Ermahnungen für Apple und Samsung
Apple-Anwalt Bill Lee verteidigte sich und die eingereichte Liste recht trocken. "Ich rauche kein Crack, das verspreche ich ihnen", sagte er gegenüber der Richterin. Lee gab zu, dass einige Zeugen aus Zeitmangel vermutlich nicht aufgerufen werden, der Großteil allerdings einvernommen werden soll. Dem widersprach Koh wehement und bezeichnete das Verhalten von Apple als "unverschämt" und "lächerlich". Als sich Lee mit der Aussage, er wolle das Gericht "nicht belasten", entschuldigen wollte, platzte der Richterin endgültig der Kragen, die auf die mehr als 75 Seiten an neuen Anträgen verwies.

Auch Samsung wurde von Koh hart ins Gebet genommen, nachdem diese zahlreiche Beweise vor Gericht einreichten, die aus Zeitmangel wohl nicht den Geschworenen präsentiert werden können. Sie werde diese bewusst nicht zulassen, betonte Koh gegenüber den Samsung-Anwälten.

Niedrigere Schadenersatzforderungen
Für das Gerichtsverfahren zwischen den beiden IT-Riesen wurde jeder Partei ein Zeitbudget von 25 Stunden Verhandlungszeit eingeräumt, das bereits jetzt sehr stark strapaziert wurde. Allein Samsung verbrauchte bereits 14 Stunden für das Kreuzverhör der Apple-Zeugen ohne bislang eigene Zeugen aufgerufen zu haben.

Mittlerweile hat Samsung auch seine Forderungen deutlich reduziert. Zwei von Samsung einvernommene Zeugen fordern 421,8 Millionen US-Dollar für die Verletzung von fünf verschiedenen Patenten, die neben Musikwiedergabe und Bildbetrachtung auch einige, für ein Smartphone erforderliche, Basisfunktionen umfassen.
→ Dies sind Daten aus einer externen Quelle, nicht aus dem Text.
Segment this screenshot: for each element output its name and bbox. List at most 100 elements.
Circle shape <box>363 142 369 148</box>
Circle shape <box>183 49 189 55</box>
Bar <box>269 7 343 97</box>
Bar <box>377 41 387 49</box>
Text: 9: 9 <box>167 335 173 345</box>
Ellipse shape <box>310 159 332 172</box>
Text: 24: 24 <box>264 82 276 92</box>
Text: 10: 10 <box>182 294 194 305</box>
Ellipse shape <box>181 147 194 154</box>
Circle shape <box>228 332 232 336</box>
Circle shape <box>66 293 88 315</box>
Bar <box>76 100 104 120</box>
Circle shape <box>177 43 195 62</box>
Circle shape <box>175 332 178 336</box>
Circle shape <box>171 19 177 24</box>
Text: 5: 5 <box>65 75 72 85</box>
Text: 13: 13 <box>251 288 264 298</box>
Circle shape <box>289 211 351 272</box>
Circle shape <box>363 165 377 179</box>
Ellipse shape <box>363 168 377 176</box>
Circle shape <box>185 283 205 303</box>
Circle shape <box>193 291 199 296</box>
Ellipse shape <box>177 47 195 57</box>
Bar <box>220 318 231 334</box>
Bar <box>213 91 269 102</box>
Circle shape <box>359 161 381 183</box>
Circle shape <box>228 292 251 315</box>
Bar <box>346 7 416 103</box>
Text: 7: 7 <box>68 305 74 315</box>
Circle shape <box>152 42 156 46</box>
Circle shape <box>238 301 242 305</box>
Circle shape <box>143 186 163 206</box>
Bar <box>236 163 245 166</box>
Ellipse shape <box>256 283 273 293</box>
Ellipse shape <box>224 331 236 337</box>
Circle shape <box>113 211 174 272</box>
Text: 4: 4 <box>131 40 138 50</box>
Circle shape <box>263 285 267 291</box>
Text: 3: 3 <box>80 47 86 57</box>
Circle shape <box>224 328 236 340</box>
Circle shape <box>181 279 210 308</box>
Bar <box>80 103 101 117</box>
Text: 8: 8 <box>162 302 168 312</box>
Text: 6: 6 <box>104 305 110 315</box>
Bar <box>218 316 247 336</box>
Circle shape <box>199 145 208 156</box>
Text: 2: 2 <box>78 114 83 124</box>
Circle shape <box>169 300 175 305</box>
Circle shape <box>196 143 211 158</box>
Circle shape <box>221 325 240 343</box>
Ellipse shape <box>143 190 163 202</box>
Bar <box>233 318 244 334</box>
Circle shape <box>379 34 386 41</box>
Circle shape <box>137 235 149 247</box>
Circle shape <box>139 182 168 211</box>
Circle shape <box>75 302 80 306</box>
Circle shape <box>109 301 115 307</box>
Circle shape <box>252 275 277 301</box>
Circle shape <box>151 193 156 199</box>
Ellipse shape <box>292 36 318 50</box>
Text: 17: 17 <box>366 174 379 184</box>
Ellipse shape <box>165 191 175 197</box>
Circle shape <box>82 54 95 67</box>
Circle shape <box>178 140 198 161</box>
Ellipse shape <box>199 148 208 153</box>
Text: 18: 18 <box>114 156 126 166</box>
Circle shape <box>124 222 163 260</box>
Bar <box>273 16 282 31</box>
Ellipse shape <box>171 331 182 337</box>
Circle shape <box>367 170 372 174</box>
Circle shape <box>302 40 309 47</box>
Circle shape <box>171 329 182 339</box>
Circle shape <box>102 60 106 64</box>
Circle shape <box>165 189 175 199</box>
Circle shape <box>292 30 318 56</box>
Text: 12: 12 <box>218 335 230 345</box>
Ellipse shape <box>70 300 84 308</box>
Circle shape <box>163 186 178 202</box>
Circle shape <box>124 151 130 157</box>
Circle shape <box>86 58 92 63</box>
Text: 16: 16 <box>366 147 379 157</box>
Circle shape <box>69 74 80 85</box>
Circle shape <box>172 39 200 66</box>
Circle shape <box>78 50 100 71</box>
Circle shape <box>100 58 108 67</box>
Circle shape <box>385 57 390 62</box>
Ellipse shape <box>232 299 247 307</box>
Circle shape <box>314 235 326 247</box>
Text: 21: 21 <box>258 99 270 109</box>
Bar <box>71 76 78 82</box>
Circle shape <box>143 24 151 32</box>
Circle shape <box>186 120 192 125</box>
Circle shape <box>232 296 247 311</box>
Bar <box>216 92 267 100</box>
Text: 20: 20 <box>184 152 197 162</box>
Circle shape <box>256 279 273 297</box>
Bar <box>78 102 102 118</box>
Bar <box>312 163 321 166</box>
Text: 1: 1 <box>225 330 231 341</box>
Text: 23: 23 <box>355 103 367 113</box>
Die von Apple geforderten 2,5 Milliarden US-Dollar, die sich vor allem auf die Einnahmen Samsungs mit Smartphones beziehen, wurden ebenfalls durch einen Zeugen von Samsung in Frage gestellt. Dieser schätzt, dass die eigentlichen Einnahmen des südkoreanischen Elektronikkonzerns mit Smartphones bei knapp 520 Millionen US-Dollar lag und die Schadenersatzforderungen damit weit überzogen seien.